Target precision did not yet exist in the Nuclear EMP method. Moreover, it became clear that the United States was not alone in the new capability. Later in the same year, the Soviets tested their space weapons potential at 16,000 miles, producing a synthetic ionization zone which corroborated the US findings. Projects ARGUS (1958) and STARFISH (1962) taught United States Military how to best use space detonated nuclear weapons to produce EMP and other plasma effects both in the ionosphere and on the ground. These effects were not restricted to the region directly below the blast area. Sourcetexts indicate the effective destruction of several large powergrids in the Pacific area, positioned several hundred miles over the horizon from actual blast effects. In these demonstrations were realized the modulation of geomagnetic and geoelectric energies by nuclear detonations.

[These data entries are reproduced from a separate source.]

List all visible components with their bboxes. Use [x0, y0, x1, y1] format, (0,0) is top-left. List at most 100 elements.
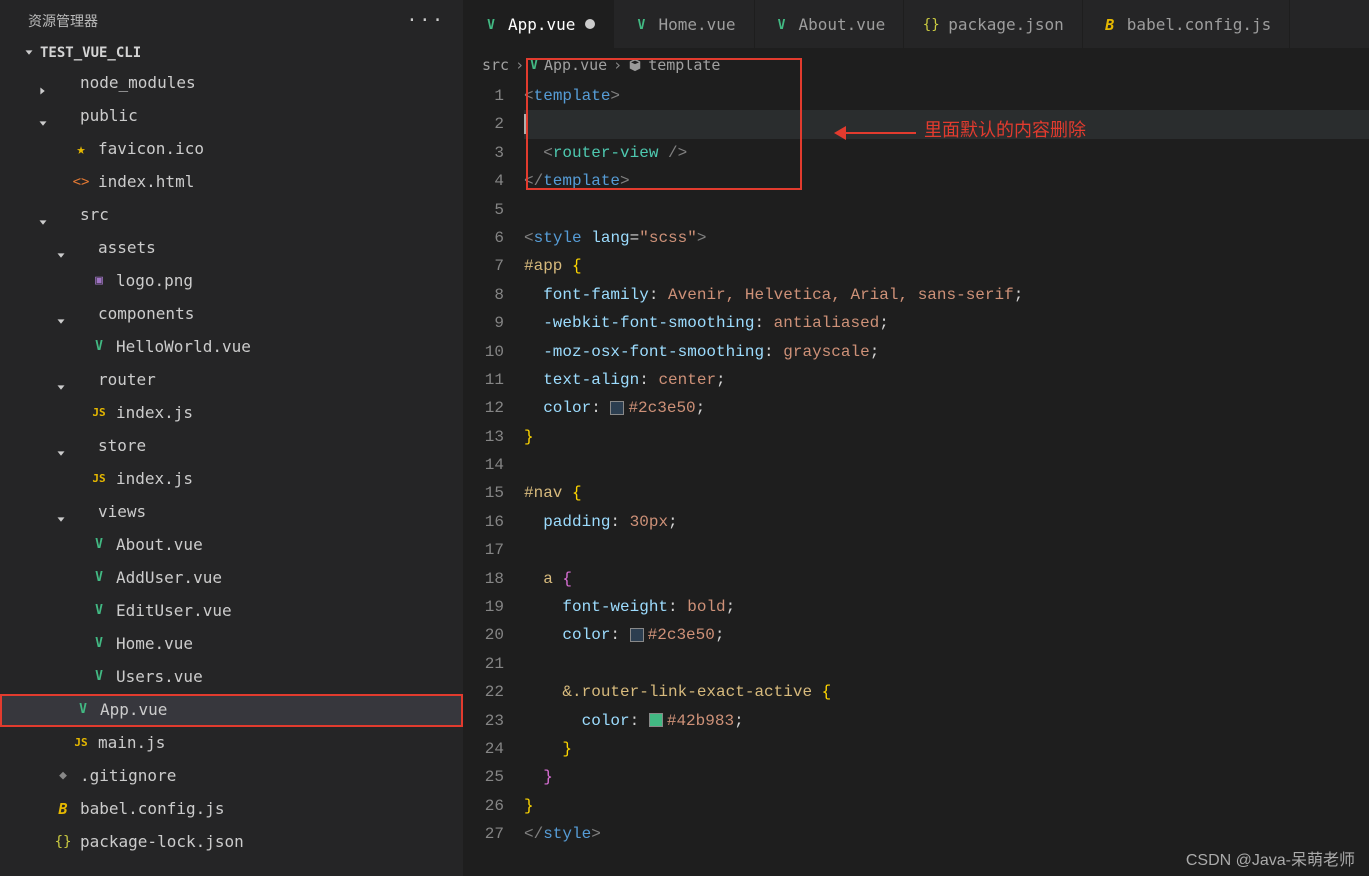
- tree-item-label: babel.config.js: [80, 793, 225, 826]
- tab-label: Home.vue: [658, 15, 735, 34]
- chevron-right-icon: ›: [515, 56, 524, 74]
- folder-item[interactable]: store: [0, 430, 463, 463]
- tree-item-label: index.html: [98, 166, 194, 199]
- code-line[interactable]: -moz-osx-font-smoothing: grayscale;: [524, 338, 1369, 366]
- chevron-down-icon: [22, 46, 36, 60]
- breadcrumb-src[interactable]: src: [482, 56, 509, 74]
- code-line[interactable]: a {: [524, 565, 1369, 593]
- code-line[interactable]: color: #2c3e50;: [524, 621, 1369, 649]
- tree-item-label: store: [98, 430, 146, 463]
- code-line[interactable]: #app {: [524, 252, 1369, 280]
- folder-item[interactable]: node_modules: [0, 67, 463, 100]
- code-line[interactable]: [524, 650, 1369, 678]
- file-item[interactable]: ★favicon.ico: [0, 133, 463, 166]
- file-item[interactable]: ▣logo.png: [0, 265, 463, 298]
- json-icon: {}: [922, 16, 940, 34]
- folder-item[interactable]: src: [0, 199, 463, 232]
- file-item[interactable]: VUsers.vue: [0, 661, 463, 694]
- code-line[interactable]: -webkit-font-smoothing: antialiased;: [524, 309, 1369, 337]
- tree-item-label: index.js: [116, 397, 193, 430]
- chevron-down-icon: [36, 209, 50, 223]
- file-item[interactable]: {} package-lock.json: [0, 826, 463, 859]
- vue-icon: V: [482, 16, 500, 34]
- editor-tab[interactable]: VAbout.vue: [755, 0, 905, 48]
- code-editor[interactable]: 1234567891011121314151617181920212223242…: [464, 82, 1369, 869]
- code-line[interactable]: color: #2c3e50;: [524, 394, 1369, 422]
- code-line[interactable]: [524, 536, 1369, 564]
- file-item[interactable]: JSindex.js: [0, 463, 463, 496]
- code-line[interactable]: }: [524, 763, 1369, 791]
- tree-item-label: About.vue: [116, 529, 203, 562]
- image-icon: ▣: [90, 273, 108, 291]
- file-item[interactable]: JSmain.js: [0, 727, 463, 760]
- folder-item[interactable]: components: [0, 298, 463, 331]
- vue-icon: V: [90, 669, 108, 687]
- project-header[interactable]: TEST_VUE_CLI: [0, 41, 463, 67]
- tree-item-label: package-lock.json: [80, 826, 244, 859]
- tree-item-label: router: [98, 364, 156, 397]
- vue-icon: V: [90, 339, 108, 357]
- chevron-down-icon: [54, 242, 68, 256]
- explorer-more-icon[interactable]: ···: [406, 10, 445, 31]
- code-line[interactable]: <template>: [524, 82, 1369, 110]
- code-line[interactable]: [524, 451, 1369, 479]
- breadcrumb-file[interactable]: App.vue: [544, 56, 607, 74]
- code-line[interactable]: }: [524, 735, 1369, 763]
- tree-item-label: App.vue: [100, 694, 167, 727]
- file-item[interactable]: VAddUser.vue: [0, 562, 463, 595]
- code-line[interactable]: #nav {: [524, 479, 1369, 507]
- tree-item-label: .gitignore: [80, 760, 176, 793]
- folder-item[interactable]: assets: [0, 232, 463, 265]
- editor-tab[interactable]: Bbabel.config.js: [1083, 0, 1291, 48]
- babel-icon: B: [1101, 16, 1119, 34]
- editor-tab[interactable]: V App.vue: [464, 0, 614, 48]
- git-icon: ◆: [54, 768, 72, 786]
- file-item[interactable]: VHelloWorld.vue: [0, 331, 463, 364]
- annotation-text: 里面默认的内容删除: [924, 116, 1086, 144]
- editor-tab[interactable]: VHome.vue: [614, 0, 754, 48]
- tree-item-label: main.js: [98, 727, 165, 760]
- symbol-icon: [628, 58, 642, 72]
- code-line[interactable]: }: [524, 423, 1369, 451]
- file-item[interactable]: Bbabel.config.js: [0, 793, 463, 826]
- code-line[interactable]: }: [524, 792, 1369, 820]
- breadcrumb-symbol[interactable]: template: [648, 56, 720, 74]
- editor-tab[interactable]: {}package.json: [904, 0, 1083, 48]
- tree-item-label: Home.vue: [116, 628, 193, 661]
- folder-item[interactable]: router: [0, 364, 463, 397]
- code-line[interactable]: <style lang="scss">: [524, 224, 1369, 252]
- vue-icon: V: [90, 603, 108, 621]
- code-line[interactable]: color: #42b983;: [524, 707, 1369, 735]
- code-lines[interactable]: 里面默认的内容删除 <template> <router-view /></te…: [524, 82, 1369, 849]
- code-line[interactable]: text-align: center;: [524, 366, 1369, 394]
- chevron-down-icon: [54, 374, 68, 388]
- file-item[interactable]: VApp.vue: [0, 694, 463, 727]
- code-line[interactable]: </template>: [524, 167, 1369, 195]
- file-item[interactable]: VAbout.vue: [0, 529, 463, 562]
- js-icon: JS: [90, 471, 108, 489]
- tree-item-label: public: [80, 100, 138, 133]
- vue-icon: V: [530, 58, 538, 73]
- code-line[interactable]: </style>: [524, 820, 1369, 848]
- code-line[interactable]: [524, 196, 1369, 224]
- tab-label: App.vue: [508, 15, 575, 34]
- vue-icon: V: [773, 16, 791, 34]
- file-item[interactable]: VHome.vue: [0, 628, 463, 661]
- chevron-down-icon: [54, 506, 68, 520]
- tree-item-label: views: [98, 496, 146, 529]
- code-line[interactable]: font-weight: bold;: [524, 593, 1369, 621]
- file-item[interactable]: ◆ .gitignore: [0, 760, 463, 793]
- editor-tabs: VApp.vueVHome.vueVAbout.vue{}package.jso…: [464, 0, 1369, 48]
- file-item[interactable]: JSindex.js: [0, 397, 463, 430]
- folder-item[interactable]: views: [0, 496, 463, 529]
- code-line[interactable]: font-family: Avenir, Helvetica, Arial, s…: [524, 281, 1369, 309]
- json-icon: {}: [54, 834, 72, 852]
- tree-item-label: EditUser.vue: [116, 595, 232, 628]
- tree-item-label: node_modules: [80, 67, 196, 100]
- file-item[interactable]: <>index.html: [0, 166, 463, 199]
- code-line[interactable]: padding: 30px;: [524, 508, 1369, 536]
- breadcrumbs[interactable]: src › V App.vue › template: [464, 48, 1369, 82]
- file-item[interactable]: V EditUser.vue: [0, 595, 463, 628]
- code-line[interactable]: &.router-link-exact-active {: [524, 678, 1369, 706]
- folder-item[interactable]: public: [0, 100, 463, 133]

The effect was especially potent when used at the poles. The radial nature of geomagnetic lines at polar positions could literally guide the blast products all along a conjugate “route”. Terrestrial geoelectric concentrations would magnify the effect, by using the plasma ball as a permeable focus. A blast focus placed to one side or the other of a geomagnetic pole could produce literally explosive Nuclear EMP effects all along a specific geomagnetic sector. One could, by appropriate adjustments of altitude also specify the effective width of Nuclear EMP effects along that route, the “skewing” of Nuclear EMP effects being controlled by proximity from ground. These geophysical modulations produced effects far in excess of those attained by the blast focus alone. Here, military might was obtaining new potentials for destruction by direct coupling with geophysical potentials. But even now, with better and more refined data, the technique could not be truly referred to as “failprooF. The use of nuclear detonations, while potent and instantaneous, was far too precarious a tool to employ. How would one isolate a target zone and localize the EMP effects in wartime?